By Lacie Blankenship
Stuffing, mashed potatoes, fudge, and eggnog… these are just a few things that come to mind with the holiday season on the horizon. Traditional celebrations usually center around comfort food, served family-style, and recipes passed down through generations. These meals are often indulgent and can threaten personal health and dietary goals. Kelly Haws, Anne Marie and Thomas B. Walker, Jr., Professor of Marketing, has advice for those aiming to eat healthy in the holiday season.
Keep Balance in Mind
Haws’ recent research explores the relationship between consumer perceptions and eating habits. The study, part of a special edition of JACR, finds that taste is the lead consideration when making eating decisions, followed by hunger, cost, nutrition, and health.
“It’s important for consumers to not put too many restrictions on themselves, and to instead think carefully about approaching eating in a way that allows them to balance pleasure and indulgence with fueling the body to feel healthy, energetic, and strong.”
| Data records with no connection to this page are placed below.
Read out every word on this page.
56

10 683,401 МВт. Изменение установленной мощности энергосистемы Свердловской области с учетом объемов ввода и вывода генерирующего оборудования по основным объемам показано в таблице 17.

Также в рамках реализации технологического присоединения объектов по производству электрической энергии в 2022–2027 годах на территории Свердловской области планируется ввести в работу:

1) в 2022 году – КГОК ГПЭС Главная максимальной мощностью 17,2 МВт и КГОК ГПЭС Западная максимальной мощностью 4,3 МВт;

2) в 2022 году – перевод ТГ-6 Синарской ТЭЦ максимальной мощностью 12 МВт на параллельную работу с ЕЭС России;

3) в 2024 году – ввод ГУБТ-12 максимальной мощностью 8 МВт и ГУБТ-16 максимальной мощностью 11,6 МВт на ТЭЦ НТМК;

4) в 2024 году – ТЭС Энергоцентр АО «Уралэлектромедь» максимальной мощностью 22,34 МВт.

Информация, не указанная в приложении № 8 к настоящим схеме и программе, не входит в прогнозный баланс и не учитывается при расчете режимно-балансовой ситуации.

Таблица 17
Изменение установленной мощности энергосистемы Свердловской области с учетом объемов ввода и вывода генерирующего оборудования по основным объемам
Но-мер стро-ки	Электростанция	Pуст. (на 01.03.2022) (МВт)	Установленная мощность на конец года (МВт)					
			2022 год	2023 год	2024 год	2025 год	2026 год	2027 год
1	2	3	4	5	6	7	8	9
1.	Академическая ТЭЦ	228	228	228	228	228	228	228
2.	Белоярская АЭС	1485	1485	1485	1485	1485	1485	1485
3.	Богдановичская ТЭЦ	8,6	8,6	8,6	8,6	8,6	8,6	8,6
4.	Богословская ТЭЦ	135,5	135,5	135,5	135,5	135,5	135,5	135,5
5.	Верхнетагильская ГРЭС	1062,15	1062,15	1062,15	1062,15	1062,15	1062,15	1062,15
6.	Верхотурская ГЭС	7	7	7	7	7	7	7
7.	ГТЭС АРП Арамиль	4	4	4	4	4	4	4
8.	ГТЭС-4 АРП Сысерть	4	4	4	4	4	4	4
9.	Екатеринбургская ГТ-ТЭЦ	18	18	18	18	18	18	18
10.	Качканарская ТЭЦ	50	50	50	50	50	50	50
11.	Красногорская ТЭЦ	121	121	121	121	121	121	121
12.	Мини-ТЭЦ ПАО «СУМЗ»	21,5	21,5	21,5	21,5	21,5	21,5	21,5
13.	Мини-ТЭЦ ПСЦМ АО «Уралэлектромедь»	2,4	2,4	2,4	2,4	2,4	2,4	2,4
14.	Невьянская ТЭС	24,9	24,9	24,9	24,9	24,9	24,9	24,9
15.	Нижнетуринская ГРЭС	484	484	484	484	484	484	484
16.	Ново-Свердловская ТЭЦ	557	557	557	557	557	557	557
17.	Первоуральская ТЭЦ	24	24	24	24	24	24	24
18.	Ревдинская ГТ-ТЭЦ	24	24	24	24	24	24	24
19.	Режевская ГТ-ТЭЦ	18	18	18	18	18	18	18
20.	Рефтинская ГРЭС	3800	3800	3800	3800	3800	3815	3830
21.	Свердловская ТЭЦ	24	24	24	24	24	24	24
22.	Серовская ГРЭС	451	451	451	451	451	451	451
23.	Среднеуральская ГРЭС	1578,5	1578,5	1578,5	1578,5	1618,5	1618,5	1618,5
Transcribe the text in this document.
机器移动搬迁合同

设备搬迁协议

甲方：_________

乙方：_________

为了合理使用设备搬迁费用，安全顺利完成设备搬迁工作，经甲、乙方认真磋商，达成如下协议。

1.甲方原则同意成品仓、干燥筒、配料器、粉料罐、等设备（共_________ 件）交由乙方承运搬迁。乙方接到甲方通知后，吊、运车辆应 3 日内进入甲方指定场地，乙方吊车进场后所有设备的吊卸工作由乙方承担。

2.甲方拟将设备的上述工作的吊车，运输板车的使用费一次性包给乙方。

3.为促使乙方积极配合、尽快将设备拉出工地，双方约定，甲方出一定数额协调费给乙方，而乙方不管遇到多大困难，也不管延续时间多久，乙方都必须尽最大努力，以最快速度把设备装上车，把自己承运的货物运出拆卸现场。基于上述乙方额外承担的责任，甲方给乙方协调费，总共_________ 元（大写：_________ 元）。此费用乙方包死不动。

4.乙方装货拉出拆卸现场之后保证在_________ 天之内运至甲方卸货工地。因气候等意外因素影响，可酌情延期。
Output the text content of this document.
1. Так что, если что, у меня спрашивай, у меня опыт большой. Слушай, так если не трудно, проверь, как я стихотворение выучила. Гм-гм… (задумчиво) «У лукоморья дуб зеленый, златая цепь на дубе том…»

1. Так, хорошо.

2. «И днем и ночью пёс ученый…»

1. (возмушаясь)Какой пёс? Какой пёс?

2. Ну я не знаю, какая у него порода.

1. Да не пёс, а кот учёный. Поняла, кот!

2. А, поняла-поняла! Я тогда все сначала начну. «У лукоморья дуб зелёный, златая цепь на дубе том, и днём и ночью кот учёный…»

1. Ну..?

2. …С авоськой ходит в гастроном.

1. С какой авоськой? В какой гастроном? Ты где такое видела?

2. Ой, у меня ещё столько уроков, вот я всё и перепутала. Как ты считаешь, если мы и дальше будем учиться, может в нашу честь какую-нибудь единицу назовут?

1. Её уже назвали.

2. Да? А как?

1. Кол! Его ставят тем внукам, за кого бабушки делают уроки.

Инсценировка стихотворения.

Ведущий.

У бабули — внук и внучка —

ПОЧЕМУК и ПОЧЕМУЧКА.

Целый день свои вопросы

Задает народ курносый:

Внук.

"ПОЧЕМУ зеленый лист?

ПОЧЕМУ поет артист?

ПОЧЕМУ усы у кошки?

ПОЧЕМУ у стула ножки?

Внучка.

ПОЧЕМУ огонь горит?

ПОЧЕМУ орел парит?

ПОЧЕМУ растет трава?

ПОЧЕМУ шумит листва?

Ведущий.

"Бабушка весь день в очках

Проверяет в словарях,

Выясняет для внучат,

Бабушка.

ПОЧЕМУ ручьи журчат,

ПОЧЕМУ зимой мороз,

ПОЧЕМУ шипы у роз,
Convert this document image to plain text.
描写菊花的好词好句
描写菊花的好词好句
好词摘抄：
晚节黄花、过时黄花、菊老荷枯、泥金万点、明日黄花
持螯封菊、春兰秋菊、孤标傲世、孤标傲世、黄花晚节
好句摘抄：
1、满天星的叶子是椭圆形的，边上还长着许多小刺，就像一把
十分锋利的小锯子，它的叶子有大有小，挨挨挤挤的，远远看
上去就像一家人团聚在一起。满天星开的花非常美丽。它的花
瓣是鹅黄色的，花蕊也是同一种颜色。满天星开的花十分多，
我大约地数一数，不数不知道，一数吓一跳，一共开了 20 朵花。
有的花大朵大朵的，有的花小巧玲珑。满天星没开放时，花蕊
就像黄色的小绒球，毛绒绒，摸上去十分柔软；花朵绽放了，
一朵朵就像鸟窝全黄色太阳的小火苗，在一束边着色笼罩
“I think that perception drives [food] decision-making more than any kind of actual nutritional profile,” says Haws. Consumers can check in with themselves by asking, ‘are you eating to fuel your body?’
Taking a moment to consider the meal when fixing a plate or picking up a fork can reevaluate the meaning of the food. For many, the season is less about the food itself, and more about who prepared it and who’s sitting at the table.
“(By) slowing down, while selecting foods and actually eating, we might find that we are able to achieve the pleasure that we are looking for out of our holiday favorites without eating it in an excess quantity.
“People can ask themselves, ‘Am I truly enjoying this experience? Sometimes that experience is enhanced simply by those around us eating, or even who prepared the food for us,” says Haws.
Don’t be Afraid to Make a Mess
If your eating plan includes portion control, don’t be afraid to play with food and make a mess on the plate. A study co-authored by Haws and Freeman Wu, Assistant Professor of Marketing, finds that degrading the visual appearance of food can accelerate the rate of fullness, meaning that a messy plate can make you fuller faster than an aesthetically pleasing presentation.
“Eating messily, although it doesn’t align with proper etiquette, is an easy strategy for consumers trying to combat overconsumption, especially when presented with a buffet of festive foods,” says Haws.